Я снимал комнатку в деревянном доме, два этажа которого латышская семья, сама на лето перебравшаяся в мансарду, сдавала курортникам. Моими соседями были евреи из Ленинграда и Москвы, приехавшие на это полюбившееся им взморье с детьми и бабушками, электрическими плитками, термосами и транзисторами. Сейчас они складывали свои пожитки, так и не успев загореть.
За дощатой перегородкой я слышал недовольные голоса, затем раздраженный крик. Стены в доме такие тонкие, что я различал не только голоса, но и скрип стула и ночной храп. Ссорились две старухи: хозяйка-латышка и еврейская бабушка из Москвы. И еврейка и латышка, обе владели русским языком весьма приблизительно, и речь их была окрашена непробиваемым акцентом, у каждой своим, так что со стороны эта ссора могла вызвать только улыбку.
Я был знаком с обеими. Каждое утро здоровался с ними, иногда перекидывался парой-другой слов. Не больше. Но и этого было достаточно, чтоб иметь кое-какое представление об их прошлом. Обе пострадали в годы второй мировой войны. У еврейки, подвижной старушонки с неразгибаемой спиной, погибли в гетто почти все родственники, а с фронта не вернулись муж и сын. В живых осталась лишь дочь, и когда та, подросши, вышла замуж за приличного человека, мать осталась при них экономкой, кухаркой и нянькой внучатам. Мне она под строгим секретом проговорилась, что они всей семьей собираются в Израиль и ей ни капельки не жаль расставаться с этой антисемитской страной, будь она трижды неладна.
Латышка была примерно ее лет. Немногословная, замкнутая и не скрывающая своей неприязни к нам. дачникам, понаехавшим на лето из России в ее родную и, как она считала, оккупированную Латвию. А то, что мы лишь русские евреи, а не русские, не смягчало в ее глазах нашей вины. Все евреи у нее ассоциировались с комиссарами, приведшими сюда русских солдат и лишивших бедную Латвию, как невинности, ее такой недолгой независимости. Поэтому во вторую мировую войну ее сын пошел служить в немецкую армию, чтоб мстить русским, и не вернулся домой. Тогда же она потеряла и дочь. Осталась доживать с мужем, и этот дом на взморье был ее основным кормильцем. Она сдавала комнаты всем, кто согласен был уплатить довольно высокую цену. И даже евреям. Ибо евреи составляли большинство дачников и платили, не слишком торгуясь и вперед.
Я вслушивался в нелепую, с жутким акцентом, перебранку за стеной, и то, что я слышал, вовсе не настраивало на улыбку.

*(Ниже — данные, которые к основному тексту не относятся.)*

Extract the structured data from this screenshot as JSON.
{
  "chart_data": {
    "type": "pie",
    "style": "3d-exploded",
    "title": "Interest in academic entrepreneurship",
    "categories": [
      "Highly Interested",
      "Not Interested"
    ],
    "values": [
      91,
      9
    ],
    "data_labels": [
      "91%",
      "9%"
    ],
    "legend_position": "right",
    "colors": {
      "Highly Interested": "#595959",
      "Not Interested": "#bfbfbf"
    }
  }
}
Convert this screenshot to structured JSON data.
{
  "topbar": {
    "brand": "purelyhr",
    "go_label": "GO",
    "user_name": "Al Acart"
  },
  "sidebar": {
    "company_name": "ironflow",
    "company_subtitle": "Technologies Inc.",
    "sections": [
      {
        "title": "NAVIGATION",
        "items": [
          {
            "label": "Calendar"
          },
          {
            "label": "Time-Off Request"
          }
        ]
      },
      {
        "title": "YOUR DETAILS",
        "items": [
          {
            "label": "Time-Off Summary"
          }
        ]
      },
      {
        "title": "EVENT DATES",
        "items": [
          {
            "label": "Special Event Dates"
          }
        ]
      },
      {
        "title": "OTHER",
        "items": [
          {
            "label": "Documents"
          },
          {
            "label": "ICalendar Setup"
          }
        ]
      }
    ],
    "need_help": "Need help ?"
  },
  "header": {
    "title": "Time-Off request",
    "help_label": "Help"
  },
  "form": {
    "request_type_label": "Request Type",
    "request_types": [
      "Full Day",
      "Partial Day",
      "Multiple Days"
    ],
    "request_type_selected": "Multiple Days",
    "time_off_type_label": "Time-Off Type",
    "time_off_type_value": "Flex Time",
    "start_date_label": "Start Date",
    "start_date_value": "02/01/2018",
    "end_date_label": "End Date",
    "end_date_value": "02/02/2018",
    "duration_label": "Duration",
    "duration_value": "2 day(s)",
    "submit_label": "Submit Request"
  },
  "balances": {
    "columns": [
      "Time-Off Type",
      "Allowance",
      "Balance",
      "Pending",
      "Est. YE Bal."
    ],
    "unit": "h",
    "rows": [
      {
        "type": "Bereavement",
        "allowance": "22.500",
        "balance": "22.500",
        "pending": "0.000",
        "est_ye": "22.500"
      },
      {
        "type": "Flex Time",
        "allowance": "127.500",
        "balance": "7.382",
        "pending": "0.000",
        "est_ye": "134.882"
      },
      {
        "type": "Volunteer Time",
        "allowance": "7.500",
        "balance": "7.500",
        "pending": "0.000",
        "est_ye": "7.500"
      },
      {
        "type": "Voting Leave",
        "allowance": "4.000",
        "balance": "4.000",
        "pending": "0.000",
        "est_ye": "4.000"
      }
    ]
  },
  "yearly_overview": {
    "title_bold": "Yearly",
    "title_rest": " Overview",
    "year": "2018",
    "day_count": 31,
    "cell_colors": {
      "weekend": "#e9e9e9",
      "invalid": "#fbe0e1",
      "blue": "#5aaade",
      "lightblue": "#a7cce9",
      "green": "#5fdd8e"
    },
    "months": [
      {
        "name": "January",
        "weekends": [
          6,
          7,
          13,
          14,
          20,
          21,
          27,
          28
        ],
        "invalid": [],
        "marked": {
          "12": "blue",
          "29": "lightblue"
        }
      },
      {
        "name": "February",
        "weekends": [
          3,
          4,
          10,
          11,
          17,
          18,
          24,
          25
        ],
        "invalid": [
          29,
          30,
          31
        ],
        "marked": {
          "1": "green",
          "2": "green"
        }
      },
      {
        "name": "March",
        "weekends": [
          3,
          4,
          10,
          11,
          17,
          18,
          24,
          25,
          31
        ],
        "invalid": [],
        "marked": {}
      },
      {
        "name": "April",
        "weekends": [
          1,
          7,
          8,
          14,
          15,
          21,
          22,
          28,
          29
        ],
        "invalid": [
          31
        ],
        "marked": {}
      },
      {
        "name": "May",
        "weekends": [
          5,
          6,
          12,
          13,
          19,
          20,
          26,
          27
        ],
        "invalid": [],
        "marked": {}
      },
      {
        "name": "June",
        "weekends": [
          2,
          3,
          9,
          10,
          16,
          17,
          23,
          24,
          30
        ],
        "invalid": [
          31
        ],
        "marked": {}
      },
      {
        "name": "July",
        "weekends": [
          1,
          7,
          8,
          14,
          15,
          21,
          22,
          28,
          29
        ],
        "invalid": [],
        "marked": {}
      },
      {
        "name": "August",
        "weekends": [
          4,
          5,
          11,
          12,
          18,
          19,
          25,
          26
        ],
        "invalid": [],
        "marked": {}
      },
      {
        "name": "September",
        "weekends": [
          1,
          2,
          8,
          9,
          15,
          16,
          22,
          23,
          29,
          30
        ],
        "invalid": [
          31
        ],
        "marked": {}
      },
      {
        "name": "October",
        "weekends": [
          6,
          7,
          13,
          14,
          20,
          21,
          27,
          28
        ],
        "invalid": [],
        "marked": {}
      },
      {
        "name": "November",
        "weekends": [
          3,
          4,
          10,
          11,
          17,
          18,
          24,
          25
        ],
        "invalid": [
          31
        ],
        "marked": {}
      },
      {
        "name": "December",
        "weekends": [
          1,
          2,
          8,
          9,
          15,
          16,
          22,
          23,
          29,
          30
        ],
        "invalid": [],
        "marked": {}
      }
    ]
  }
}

Старухи не очень церемонились и били друг дружку по самым болезненным местам. По национальным. Еврейка в гневе обличала не только хозяйку, но и всех латышей в том, что во время войны они вместе с немцами убивали евреев и грабили еврейские дома. И что этот дом на взморье, она уверена, тоже принадлежал евреям, а они с мужем убили их обитателей и завладели чужим добром. Латышка не оставалась в долгу и проклинала евреев, которые всегда, по ее глубокому убеждению, были врагами Латвии и открыли двери русским большевикам и вместе с ними выгоняли латышей из их домов и отправляли их в холодную Сибирь. И как последнюю и главную причину своей неприязни к евреям латышка швырнула дачнице гибель дочери. Не от руки евреев. Но из-за них.
Озлобленные крики за стеной били по моим ушам:
— Жиды! Иуды! Оккупанты!
— Латышская свинья! Убийцы! Предатели! Дольше оставаться в доме не было моих сил. Набросив на плечи плащ (зонт я не прихватил из Москвы, потому что до осени было далеко), вышел под мелкий моросящий дождь на пустынную улицу. Низко бежали лохматые серые тучи. Порывы ветра с моря раскачивали верхушки сосен, и оттуда, как град, на мою голову пригоршнями сыпались крупные капли.
Улица, как просека в лесу, полого спускалась к пляжу, и в створе крайних сосен виднелось море— уголочек темно-пепельной мути, нечеткой линией отделенной от неба, тоже пепельного цвета, но чуть посветлее.
От соседей и от других дачников, приезжающих сюда ежегодно и поэтому бывших в курсе всех дел обитателей взморья, я кое-что знал о том, что случилось с дочерью нашей хозяйки. Я составил эту историю из обрывков, услышанных от несловоохотливых, но знающих правду латышек и многословных и подозрительно далеких от истины дачных кумушек. И история эта зазвучала печально и светло, как фольклорные старинные легенды о верной и трагической любви, что .переходят из поколения по всему Балтийскому побережью, как сестры, схожие одна с другой, и у латышей, и у литовцев, и у эстонцев. У евреев подобных легенд я не слыхал. И может быть, эта, если время ее не сотрет, восполнит пробел в еврейской мифологии и прибавит также кое-что к латышским сагам.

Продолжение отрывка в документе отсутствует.